SENEGAL-MIGRATIONS-DEVELOPPEMENT
Louga, 15 déc (APS) – À Louga (nord), l’histoire de la migration est ancrée dans les familles, les conversations et les rêves des jeunes, et l’influence de la diaspora se voit dans le bâtiment et les infrastructures sociales de base.
Louga est une ville où chaque quartier compte ses expatriés, et il est difficile de trouver trois maisons alignées sans un ‘’Modou-Modou’’, l’appellation donnée aux émigrés. Leur influence est visible partout : des maisons reconstruites, des commerces modernisés, des investissements dans l’agriculture ou à Dakar, et un train de vie qui inspire, parfois trop, les jeunes restés sur place.
‘’Quand tu vois quelqu’un avec qui tu partageais le même atelier revenir après deux ans avec une belle voiture et une maison, forcément tu es tenté’’, confie Souleymane Gaye, coordonnateur des Lougatois de la diaspora.
Mais cet âge d’or de l’émigration est révolu. Les opportunités se sont réduites, la concurrence s’est accrue et de nombreux migrants passent désormais plusieurs années sans papiers, sans emploi stable et sans perspectives.
Une diaspora engagée, malgré les défis
C’est à Milan, en Italie, que Souleymane et deux autres fils de la capitale du Ndiambour ont fondé l’Association Louga Diaspora. Leur objectif : soutenir leur ville natale.
‘’On a commencé par aider ceux qui n’avaient pas les moyens de payer leurs ordonnances. Puis, on a pris en charge des orphelins pendant deux ans’’, a-t-il expliqué.

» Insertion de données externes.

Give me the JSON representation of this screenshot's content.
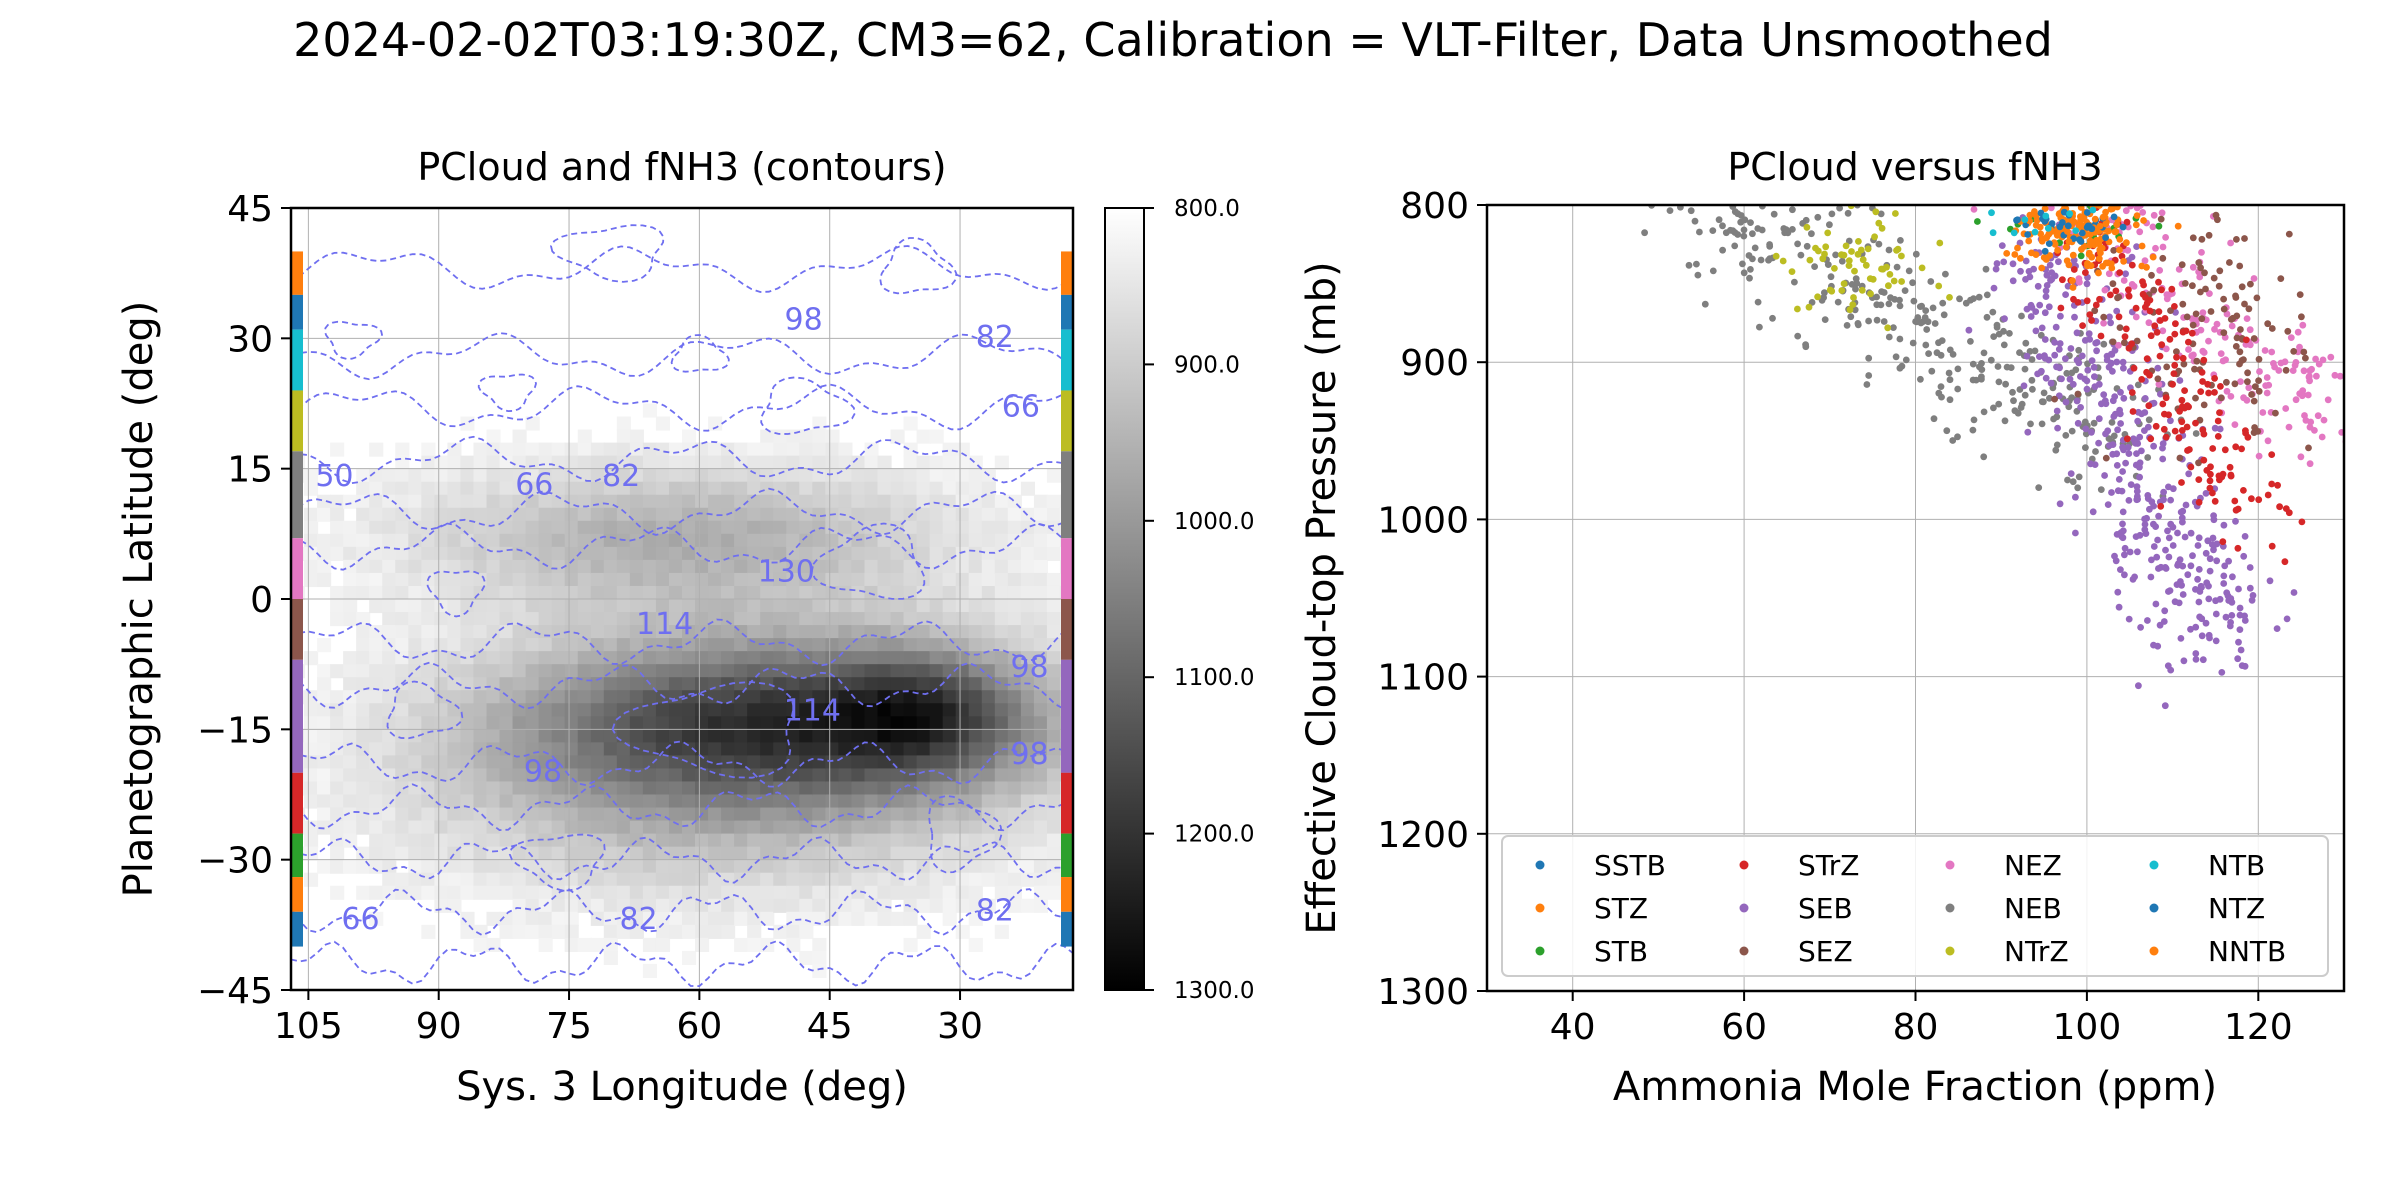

Depuis sa création, l’association multiplie les actions solidaires, allant des dons de lait, de couches et de médicaments pour les enfants vulnérables au financement de tuteurs familiaux, en passant par la livraison de 15 tonnes de ciment pour rénover le Centre d’urgence de l’hôpital, la participation à la construction du mur du cimetière Yeurmandé, le soutien régulier à la Maison d’arrêt et de correction de Louga, ainsi que l’appui constant apporté aux équipes de navétanes.

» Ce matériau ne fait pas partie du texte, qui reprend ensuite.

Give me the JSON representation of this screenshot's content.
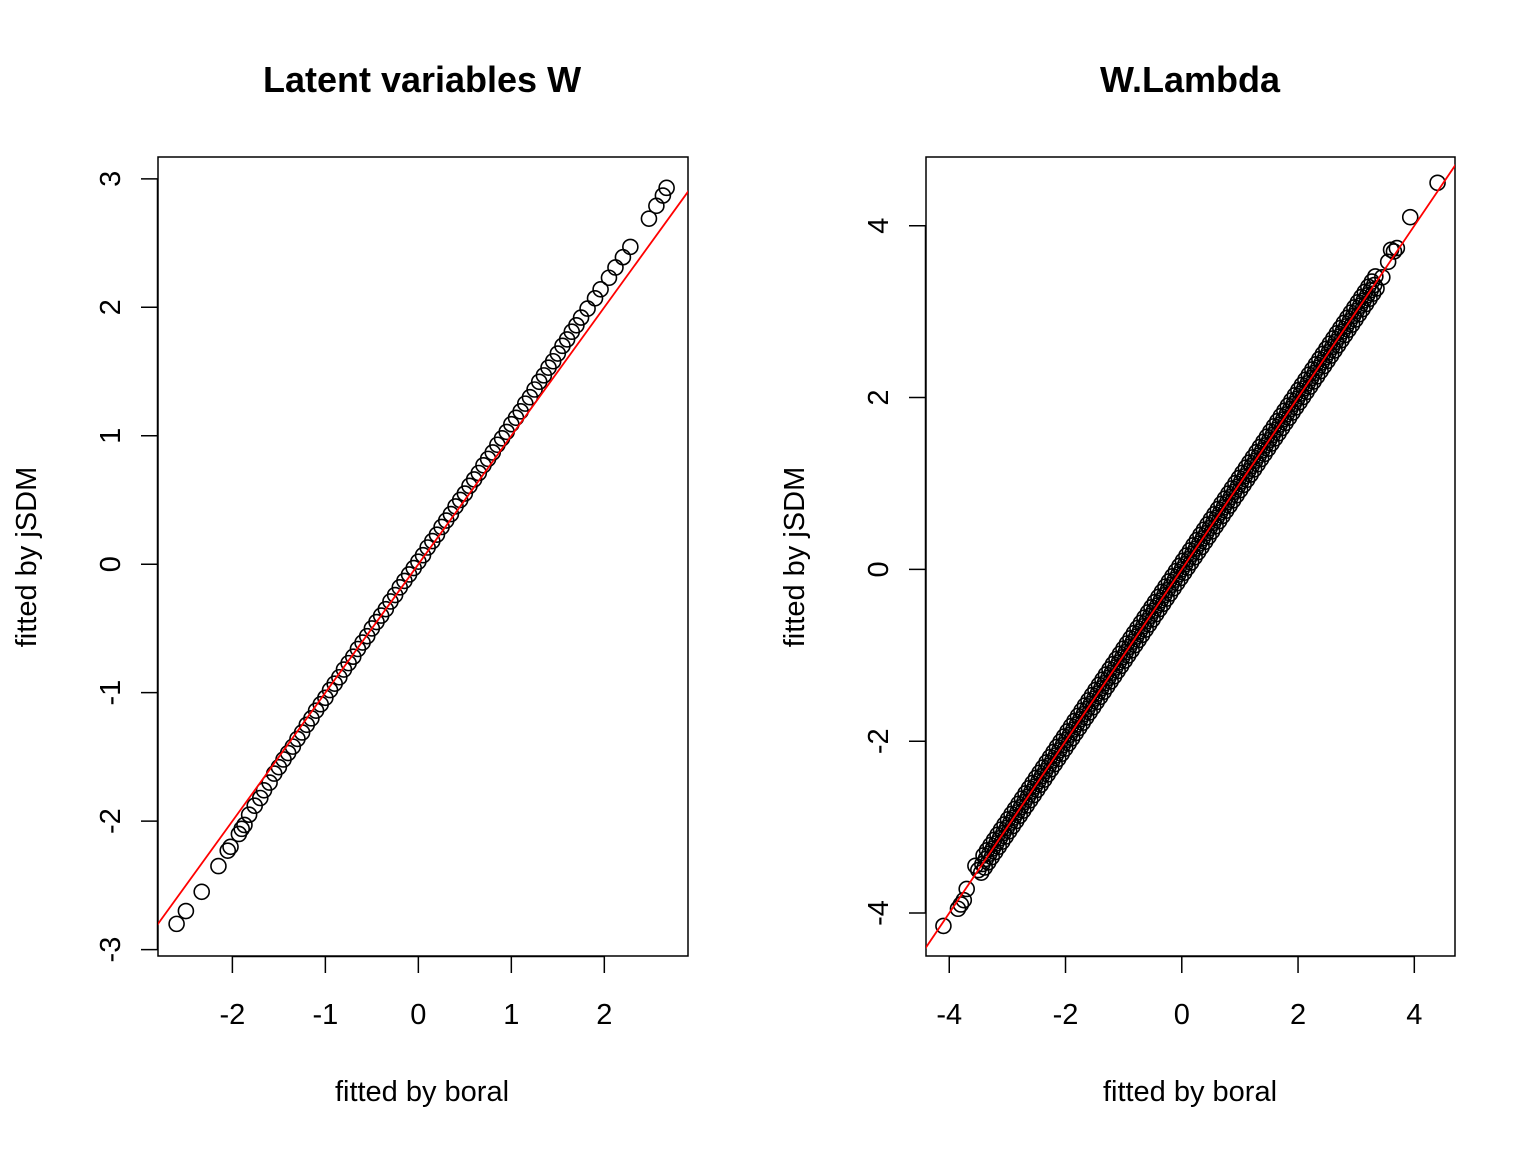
{
  "chart_data": [
    {
      "type": "scatter",
      "title": "Latent variables W",
      "xlabel": "fitted by boral",
      "ylabel": "fitted by jSDM",
      "xlim": [
        -2.8,
        2.9
      ],
      "ylim": [
        -3.05,
        3.17
      ],
      "xticks": [
        -2,
        -1,
        0,
        1,
        2
      ],
      "yticks": [
        -3,
        -2,
        -1,
        0,
        1,
        2,
        3
      ],
      "xtick_labels": [
        "-2",
        "-1",
        "0",
        "1",
        "2"
      ],
      "ytick_labels": [
        "-3",
        "-2",
        "-1",
        "0",
        "1",
        "2",
        "3"
      ],
      "reference_line": {
        "intercept": 0,
        "slope": 1,
        "color": "#ff0000"
      },
      "point_style": {
        "shape": "open-circle",
        "color": "#000000"
      },
      "series": [
        {
          "x": [
            -2.6,
            -2.5,
            -2.33,
            -2.15,
            -2.05,
            -2.02,
            -1.93,
            -1.9,
            -1.87,
            -1.82,
            -1.76,
            -1.7,
            -1.66,
            -1.6,
            -1.55,
            -1.5,
            -1.45,
            -1.4,
            -1.35,
            -1.3,
            -1.25,
            -1.2,
            -1.15,
            -1.1,
            -1.05,
            -1.0,
            -0.95,
            -0.9,
            -0.85,
            -0.8,
            -0.75,
            -0.7,
            -0.65,
            -0.6,
            -0.55,
            -0.5,
            -0.45,
            -0.4,
            -0.35,
            -0.3,
            -0.25,
            -0.2,
            -0.15,
            -0.1,
            -0.05,
            0.0,
            0.05,
            0.1,
            0.15,
            0.2,
            0.25,
            0.3,
            0.35,
            0.4,
            0.45,
            0.5,
            0.55,
            0.6,
            0.65,
            0.7,
            0.75,
            0.8,
            0.85,
            0.9,
            0.95,
            1.0,
            1.05,
            1.1,
            1.15,
            1.2,
            1.25,
            1.3,
            1.35,
            1.4,
            1.45,
            1.5,
            1.55,
            1.6,
            1.65,
            1.7,
            1.75,
            1.82,
            1.9,
            1.96,
            2.05,
            2.12,
            2.2,
            2.28,
            2.48,
            2.56,
            2.63,
            2.67
          ],
          "y": [
            -2.8,
            -2.7,
            -2.55,
            -2.35,
            -2.23,
            -2.2,
            -2.1,
            -2.06,
            -2.03,
            -1.95,
            -1.88,
            -1.82,
            -1.76,
            -1.7,
            -1.63,
            -1.58,
            -1.52,
            -1.47,
            -1.42,
            -1.36,
            -1.31,
            -1.25,
            -1.2,
            -1.14,
            -1.09,
            -1.04,
            -0.98,
            -0.93,
            -0.88,
            -0.82,
            -0.77,
            -0.72,
            -0.66,
            -0.61,
            -0.56,
            -0.5,
            -0.45,
            -0.4,
            -0.35,
            -0.29,
            -0.24,
            -0.18,
            -0.13,
            -0.08,
            -0.03,
            0.02,
            0.07,
            0.13,
            0.18,
            0.23,
            0.29,
            0.34,
            0.39,
            0.45,
            0.5,
            0.55,
            0.61,
            0.66,
            0.71,
            0.77,
            0.82,
            0.87,
            0.93,
            0.98,
            1.03,
            1.09,
            1.14,
            1.19,
            1.25,
            1.3,
            1.36,
            1.42,
            1.47,
            1.53,
            1.58,
            1.64,
            1.7,
            1.75,
            1.81,
            1.86,
            1.92,
            1.99,
            2.07,
            2.14,
            2.23,
            2.31,
            2.39,
            2.47,
            2.69,
            2.79,
            2.87,
            2.93
          ]
        }
      ]
    },
    {
      "type": "scatter",
      "title": "W.Lambda",
      "xlabel": "fitted by boral",
      "ylabel": "fitted by jSDM",
      "xlim": [
        -4.4,
        4.7
      ],
      "ylim": [
        -4.5,
        4.8
      ],
      "xticks": [
        -4,
        -2,
        0,
        2,
        4
      ],
      "yticks": [
        -4,
        -2,
        0,
        2,
        4
      ],
      "xtick_labels": [
        "-4",
        "-2",
        "0",
        "2",
        "4"
      ],
      "ytick_labels": [
        "-4",
        "-2",
        "0",
        "2",
        "4"
      ],
      "reference_line": {
        "intercept": 0,
        "slope": 1,
        "color": "#ff0000"
      },
      "point_style": {
        "shape": "open-circle",
        "color": "#000000"
      },
      "dense_band": {
        "x_from": -3.45,
        "x_to": 3.35,
        "slope": 1,
        "intercept": 0,
        "spread": 0.08
      },
      "series": [
        {
          "x": [
            -4.1,
            -3.85,
            -3.8,
            -3.75,
            -3.7,
            -3.55,
            -3.5,
            3.45,
            3.55,
            3.6,
            3.65,
            3.7,
            3.93,
            4.4
          ],
          "y": [
            -4.15,
            -3.95,
            -3.9,
            -3.85,
            -3.72,
            -3.45,
            -3.5,
            3.4,
            3.58,
            3.72,
            3.7,
            3.74,
            4.1,
            4.5
          ]
        }
      ]
    }
  ]
}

Pourtant, investir durablement à Louga reste un défi. Beaucoup de ‘’Modou-Modou’’, en ouvrant une petite entreprise confiée à un proche, voient leur projet s’effondrer faute de gestion ou de suivi. ‘’C’est pourquoi, beaucoup préfèrent investir dans l’immobilier’’, constate M. Gaye.
Une tradition migratoire dictée par la sécheresse des années 70
Selon Aïda Sy, Coordonnatrice de la Plateforme du Dialogue citoyen inclusif, la migration à Louga trouve ses racines dans les années de grande sécheresse.

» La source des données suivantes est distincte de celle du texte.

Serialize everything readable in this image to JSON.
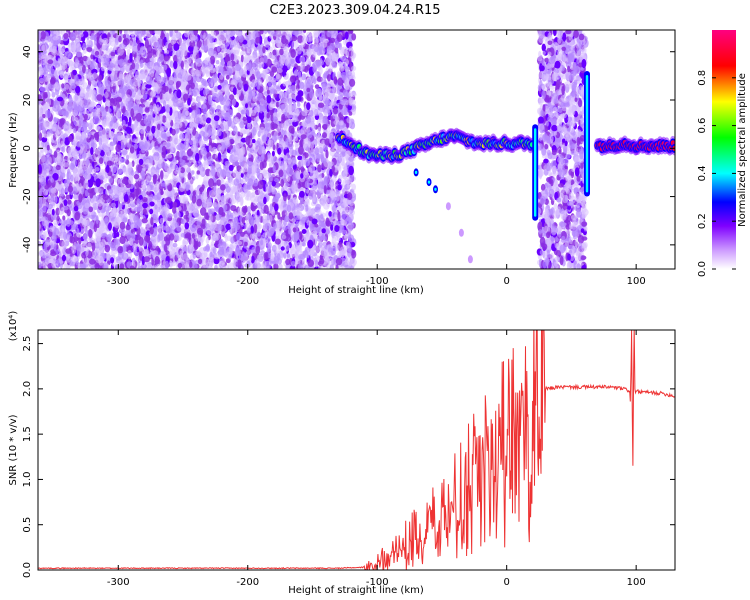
{
  "title": "C2E3.2023.309.04.24.R15",
  "chart_data": [
    {
      "type": "heatmap",
      "xlabel": "Height of straight line (km)",
      "ylabel": "Frequency (Hz)",
      "xlim": [
        -362,
        130
      ],
      "ylim": [
        -50,
        49
      ],
      "xticks": [
        -300,
        -200,
        -100,
        0,
        100
      ],
      "xtick_labels": [
        "-300",
        "-200",
        "-100",
        "0",
        "100"
      ],
      "yticks": [
        -40,
        -20,
        0,
        20,
        40
      ],
      "ytick_labels": [
        "-40",
        "-20",
        "0",
        "20",
        "40"
      ],
      "colorbar": {
        "label": "Normalized spectral amplitude",
        "range": [
          0,
          1
        ],
        "ticks": [
          0.0,
          0.2,
          0.4,
          0.6,
          0.8
        ],
        "tick_labels": [
          "0.0",
          "0.2",
          "0.4",
          "0.6",
          "0.8"
        ],
        "colormap": [
          "#ffffff",
          "#cc99ff",
          "#7f00ff",
          "#0000ff",
          "#00ffff",
          "#00ff00",
          "#ffff00",
          "#ff0000",
          "#ff0080"
        ]
      },
      "noise_regions": [
        {
          "x": [
            -362,
            -118
          ],
          "y": [
            -50,
            49
          ],
          "level": 0.3
        },
        {
          "x": [
            25,
            61
          ],
          "y": [
            -50,
            49
          ],
          "level": 0.3
        }
      ],
      "signal_trace": [
        {
          "x": -130,
          "y": 5
        },
        {
          "x": -120,
          "y": 2
        },
        {
          "x": -110,
          "y": -2
        },
        {
          "x": -100,
          "y": -3
        },
        {
          "x": -90,
          "y": -3
        },
        {
          "x": -80,
          "y": -2
        },
        {
          "x": -70,
          "y": 0
        },
        {
          "x": -60,
          "y": 2
        },
        {
          "x": -50,
          "y": 4
        },
        {
          "x": -40,
          "y": 5
        },
        {
          "x": -30,
          "y": 3
        },
        {
          "x": -20,
          "y": 2
        },
        {
          "x": -10,
          "y": 2
        },
        {
          "x": 0,
          "y": 2
        },
        {
          "x": 10,
          "y": 2
        },
        {
          "x": 20,
          "y": 2
        },
        {
          "x": 70,
          "y": 1
        },
        {
          "x": 80,
          "y": 1
        },
        {
          "x": 90,
          "y": 2
        },
        {
          "x": 100,
          "y": 1
        },
        {
          "x": 110,
          "y": 1
        },
        {
          "x": 120,
          "y": 1
        },
        {
          "x": 130,
          "y": 1
        }
      ],
      "secondary_trace": [
        {
          "x": -70,
          "y": -10
        },
        {
          "x": -60,
          "y": -14
        },
        {
          "x": -55,
          "y": -17
        },
        {
          "x": -45,
          "y": -24
        },
        {
          "x": -35,
          "y": -35
        },
        {
          "x": -28,
          "y": -46
        }
      ],
      "vertical_spikes": [
        {
          "x": 22,
          "y": [
            -30,
            10
          ]
        },
        {
          "x": 62,
          "y": [
            -20,
            32
          ]
        }
      ]
    },
    {
      "type": "line",
      "xlabel": "Height of straight line (km)",
      "ylabel": "SNR (10 * v/v)",
      "scale_label": "(x10⁴)",
      "xlim": [
        -362,
        130
      ],
      "ylim": [
        0,
        2.65
      ],
      "xticks": [
        -300,
        -200,
        -100,
        0,
        100
      ],
      "xtick_labels": [
        "-300",
        "-200",
        "-100",
        "0",
        "100"
      ],
      "yticks": [
        0.0,
        0.5,
        1.0,
        1.5,
        2.0,
        2.5
      ],
      "ytick_labels": [
        "0.0",
        "0.5",
        "1.0",
        "1.5",
        "2.0",
        "2.5"
      ],
      "color": "#ee3333",
      "series": [
        {
          "x": [
            -362,
            -300,
            -200,
            -130,
            -110,
            -100,
            -90,
            -80,
            -70,
            -60,
            -50,
            -40,
            -30,
            -20,
            -10,
            0,
            10,
            20,
            25,
            30,
            40,
            50,
            60,
            70,
            80,
            90,
            95,
            97,
            100,
            110,
            120,
            130
          ],
          "y": [
            0.02,
            0.02,
            0.02,
            0.02,
            0.03,
            0.1,
            0.2,
            0.3,
            0.45,
            0.55,
            0.7,
            0.9,
            1.05,
            1.2,
            1.4,
            1.6,
            1.8,
            1.9,
            1.97,
            2.0,
            2.02,
            2.02,
            2.02,
            2.02,
            2.02,
            2.0,
            1.98,
            2.0,
            1.97,
            1.96,
            1.95,
            1.92
          ]
        }
      ]
    }
  ]
}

‘’En 1971, beaucoup ont quitté Louga pour le Saloum, Dakar, la Guinée ou le Gabon. La sécheresse a poussé à l’exode rural, puis à l’émigration internationale’’, a-t-elle rappelé.
Aujourd’hui, elle estime que 80 % du développement économique, social et culturel de Louga est porté par la Diaspora, notamment dans le bâtiment, le commerce, l’architecture, la culture.
Selon Mme Sy, plusieurs facteurs continuent d’alimenter l’émigration, notamment le manque d’emplois et de financements, la pauvreté, la déperdition scolaire, ainsi que la pression familiale.
‘’Beaucoup de jeunes préfèrent payer cinq millions pour un voyage risqué plutôt que d’investir ici. Il est temps de créer des usines et des unités de transformation pour retenir les jeunes’’, a-t-elle plaidé.